That's History with Professor Weston Bate

Cosmopolitan enrichment

In last month’s Fifty-Plus News I wrote about royal tours in Victoria and the forthcoming exhibition about them at the Royal Historical Society. It has now been opened – by the Lieutenant Governor of Victoria, Lady Southey AM, with the strong cultural echo that she was born Marigold Myer, the younger daughter of the founder of the pace-setting Bourke Street store.
As famous as his creation has become, Sidney Myer, the person, outshines it, for it was he who implanted ideas and processes that set new benchmarks for retailing and employer–employee relations. He also invigorated Australian philanthropy. Although a business giant and a smart operator, he was an interesting mixture of enthusiasm, dignity, charm and informality, a notable patron of the arts with an active social conscience. In 1930, during the great depression, he provided a Christmas dinner for 10,000 poor people at the Exhibition Building and over three years, to 1932, gave 22,000 pounds to provide work on the Yarra Boulevard. He retained staff in the belief that it was "the responsibility of capital to provide work". That is a view not much in vogue today.
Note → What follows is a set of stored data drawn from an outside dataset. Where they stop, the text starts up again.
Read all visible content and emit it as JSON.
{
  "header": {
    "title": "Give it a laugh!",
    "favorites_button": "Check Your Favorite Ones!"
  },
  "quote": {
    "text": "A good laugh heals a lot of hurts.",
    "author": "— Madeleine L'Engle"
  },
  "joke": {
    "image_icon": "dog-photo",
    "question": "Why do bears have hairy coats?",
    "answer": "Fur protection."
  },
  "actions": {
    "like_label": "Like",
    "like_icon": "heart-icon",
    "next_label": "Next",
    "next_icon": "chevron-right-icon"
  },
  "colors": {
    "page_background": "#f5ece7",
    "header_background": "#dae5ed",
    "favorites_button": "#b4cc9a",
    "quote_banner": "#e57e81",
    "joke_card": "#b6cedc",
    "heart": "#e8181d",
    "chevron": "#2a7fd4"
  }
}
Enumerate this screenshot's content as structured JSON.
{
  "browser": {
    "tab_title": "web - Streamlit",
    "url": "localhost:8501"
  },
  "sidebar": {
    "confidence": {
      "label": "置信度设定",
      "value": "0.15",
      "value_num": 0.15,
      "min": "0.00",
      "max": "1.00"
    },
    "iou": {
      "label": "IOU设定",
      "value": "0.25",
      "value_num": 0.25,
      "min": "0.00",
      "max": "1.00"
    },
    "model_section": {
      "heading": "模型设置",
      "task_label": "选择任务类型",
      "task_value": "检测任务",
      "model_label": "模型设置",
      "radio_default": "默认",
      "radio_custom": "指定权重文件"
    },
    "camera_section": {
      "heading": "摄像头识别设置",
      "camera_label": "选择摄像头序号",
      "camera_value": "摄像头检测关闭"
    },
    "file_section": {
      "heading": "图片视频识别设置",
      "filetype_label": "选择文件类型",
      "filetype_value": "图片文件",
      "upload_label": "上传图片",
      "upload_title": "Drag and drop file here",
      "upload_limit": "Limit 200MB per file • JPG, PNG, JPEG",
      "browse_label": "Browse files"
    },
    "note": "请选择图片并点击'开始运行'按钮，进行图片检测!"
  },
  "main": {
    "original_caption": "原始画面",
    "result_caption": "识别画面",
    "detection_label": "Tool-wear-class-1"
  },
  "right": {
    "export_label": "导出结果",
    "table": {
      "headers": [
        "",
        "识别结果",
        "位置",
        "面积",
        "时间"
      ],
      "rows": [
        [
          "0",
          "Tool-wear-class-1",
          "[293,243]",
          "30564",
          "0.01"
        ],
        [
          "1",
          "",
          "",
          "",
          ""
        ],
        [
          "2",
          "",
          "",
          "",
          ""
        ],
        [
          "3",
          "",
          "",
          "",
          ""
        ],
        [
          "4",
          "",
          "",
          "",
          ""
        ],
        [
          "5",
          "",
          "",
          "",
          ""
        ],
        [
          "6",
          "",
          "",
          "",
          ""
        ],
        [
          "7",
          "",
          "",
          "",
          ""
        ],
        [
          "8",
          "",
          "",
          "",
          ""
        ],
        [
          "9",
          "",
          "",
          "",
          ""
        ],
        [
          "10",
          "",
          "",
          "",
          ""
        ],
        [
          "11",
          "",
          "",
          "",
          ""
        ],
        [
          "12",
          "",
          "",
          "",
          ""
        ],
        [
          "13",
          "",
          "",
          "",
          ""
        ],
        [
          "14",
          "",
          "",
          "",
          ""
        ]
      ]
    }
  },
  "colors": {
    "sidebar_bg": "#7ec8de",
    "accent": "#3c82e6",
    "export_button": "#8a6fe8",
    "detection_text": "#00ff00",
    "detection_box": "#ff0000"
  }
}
When he died at 56 in 1934, Sidney Myer’s work was not ended. His legacy, and his family’s commitment to it, through the Sidney Myer Trust and Myer Foundation, continues to enhance social and cultural causes. The young Russian Jewish migrant of 1898 had made an incredible mark on Australian life.
Just as incredible has been the mark on our history of the treatment of Aborigines, the Chinese and the Jews. Even though he converted to Christianity, Sidney Myer was hurt by lapses in our interpretation of the national ideal of ‘a fair go’. With that in mind I would like to refer readers to a special time and place when shared risks, both physical and financial, overcame ethnic prejudice.
In Ballarat in the 1850’s, dozens of Jewish storekeepers supported miners financially in the quest for gold buried deep in the wet ground of the Ballarat East basin. The labour was prodigious and the financing hazardous but such partnerships created a community spirit that defeated prejudice. Jews like Steinfeld and Charles Dyte (who became mayors of Ballarat East) and Julius and Isadore Wittkowski (among many Poles) were celebrated citizens. Their graves in the Old Ballarat Cemetery are monuments to the pride in their achievements.
Migration has magical effects in stimulating people to achieve. We have seen it in our own day in men like Arvi Parvo, who are good reason to celebrate diversity.